An FM tuner is included for those times when you tire of your own music collection, and you're easily able to record radio broadcasts straight to the phone's hard disk.

Numerical keys: far too small!

Video playback is supported, and both Flash Player and Real Player are pre-installed by default. The quality isn't horrible, but it's not entirely smooth either and there are noticeable artefacts.

The questionable video playback quality is more a product of underpowered hardware than the quality of the display, which is crystal clear. It offers a 176x208 pixel resolution and supports 262,000 colours, making it one of the better mobile phone displays we've seen.

You can record your own clips using the integrated 2-megapixel camera, which supports resolutions of up to 352x288 when recording video and 1600x1200 for still images. Picture quality is superb, but the lack of a flash makes night-time shooting difficult. A self-portrait mirror is also absent.

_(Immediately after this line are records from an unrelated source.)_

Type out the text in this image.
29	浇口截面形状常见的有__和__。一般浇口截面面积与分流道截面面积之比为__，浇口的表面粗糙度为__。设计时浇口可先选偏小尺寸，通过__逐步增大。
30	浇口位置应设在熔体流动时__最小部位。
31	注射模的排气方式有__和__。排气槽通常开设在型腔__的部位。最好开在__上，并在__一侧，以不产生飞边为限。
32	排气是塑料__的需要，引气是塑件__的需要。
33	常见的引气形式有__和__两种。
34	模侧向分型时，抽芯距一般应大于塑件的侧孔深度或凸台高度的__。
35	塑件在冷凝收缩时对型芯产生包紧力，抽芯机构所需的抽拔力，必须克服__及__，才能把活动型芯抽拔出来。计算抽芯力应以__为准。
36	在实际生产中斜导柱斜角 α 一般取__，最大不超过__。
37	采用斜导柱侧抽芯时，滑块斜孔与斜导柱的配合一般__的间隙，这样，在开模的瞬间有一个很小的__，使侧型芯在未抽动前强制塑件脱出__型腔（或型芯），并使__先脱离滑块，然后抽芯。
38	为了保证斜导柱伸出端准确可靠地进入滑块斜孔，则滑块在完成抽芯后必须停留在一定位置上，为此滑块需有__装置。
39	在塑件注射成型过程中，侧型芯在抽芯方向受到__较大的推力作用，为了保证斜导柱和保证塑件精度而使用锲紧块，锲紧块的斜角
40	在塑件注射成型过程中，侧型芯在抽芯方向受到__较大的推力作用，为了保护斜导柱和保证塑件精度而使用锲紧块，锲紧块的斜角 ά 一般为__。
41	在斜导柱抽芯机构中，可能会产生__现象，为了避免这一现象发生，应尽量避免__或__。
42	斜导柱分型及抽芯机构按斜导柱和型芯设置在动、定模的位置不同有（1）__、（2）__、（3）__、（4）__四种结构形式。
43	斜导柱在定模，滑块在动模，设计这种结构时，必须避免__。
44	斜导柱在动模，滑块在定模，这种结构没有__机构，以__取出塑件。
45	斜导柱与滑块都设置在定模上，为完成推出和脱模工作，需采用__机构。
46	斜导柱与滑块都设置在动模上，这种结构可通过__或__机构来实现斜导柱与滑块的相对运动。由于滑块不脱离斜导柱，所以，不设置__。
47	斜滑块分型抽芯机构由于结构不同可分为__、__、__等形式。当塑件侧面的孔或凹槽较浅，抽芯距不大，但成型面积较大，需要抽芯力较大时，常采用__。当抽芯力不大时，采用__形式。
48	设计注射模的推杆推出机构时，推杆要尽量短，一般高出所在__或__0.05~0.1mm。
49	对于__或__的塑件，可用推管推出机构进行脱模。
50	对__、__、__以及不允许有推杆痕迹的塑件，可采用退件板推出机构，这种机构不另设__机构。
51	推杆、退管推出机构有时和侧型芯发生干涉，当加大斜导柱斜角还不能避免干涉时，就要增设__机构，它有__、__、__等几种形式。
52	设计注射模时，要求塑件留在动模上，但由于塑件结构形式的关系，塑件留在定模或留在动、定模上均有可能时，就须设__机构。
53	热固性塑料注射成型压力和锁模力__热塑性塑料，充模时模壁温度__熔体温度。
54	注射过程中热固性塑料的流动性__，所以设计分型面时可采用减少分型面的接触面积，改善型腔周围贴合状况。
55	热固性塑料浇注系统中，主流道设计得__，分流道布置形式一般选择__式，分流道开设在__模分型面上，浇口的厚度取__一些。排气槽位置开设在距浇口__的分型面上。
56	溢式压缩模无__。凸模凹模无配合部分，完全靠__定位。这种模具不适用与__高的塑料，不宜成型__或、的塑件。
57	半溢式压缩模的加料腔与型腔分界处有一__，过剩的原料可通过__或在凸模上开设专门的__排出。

Connectivity options are top-notch; the 3G phone supports GSM 900/1800/1900, WCDMA 2100, Bluetooth 1.2 and 802.11b/g Wi-Fi, making it one of the most well-connected phones out there. Hooking up to a PC in order to transfer your music collection to the phone is simple with the provided USB cable.

Finally, the N91 boasts a number of personal productivity applications including a calendar, to-do list, calculator, converter (currency, area, energy, length, mass, power and so on), stop watch and voice recorder. You're also able to load your own Java-based applications onto the device.

One of the first things we noticed upon receiving the N91 was its slow boot-up time, which takes upwards of 30 seconds. Granted, this is only a minor qualm considering that the phone will for the most part remain switched on anyway.

Not so minor is the phone's sluggishness; applications rarely open up instantaneously, and take even longer to load when you're concurrently playing music files. This delay isn't often longer than five seconds, but it's still frustrating nonetheless.

As mentioned, we're impressed with the quality of the integrated camera, but not so impressed with the phone's video playback, which is slightly choppy albeit still perfectly watchable.

Conversely, audio playback quality is superb, and in our opinion up to the standards set by dedicated music playing devices. That said, we found the Nokia PC Suite application to be fairly clunky, and converting your MP3 files to the AAC format prior to transfer is a drawn out process.

Call quality on the Vodafone network in the Sydney Metropolitan area proved to be fairly impressive with less than a handful of dropouts, and we had no qualms with the volume levels or sound clarity.

The four hours of talk time and around six days of standby time impressed us, given the phone's feature-set. When used purely as an MP3 player you can expect around 10 hours of battery life from the N91, while under general use with an even mix of both talking and music playback we found that we only needed to charge the phone every two or three days.

The N91's high price and design flaws make it a tough sell given the quality of competing offerings, but if you plan to make extensive use of its wealth of features, we hardly think you'll be disappointed.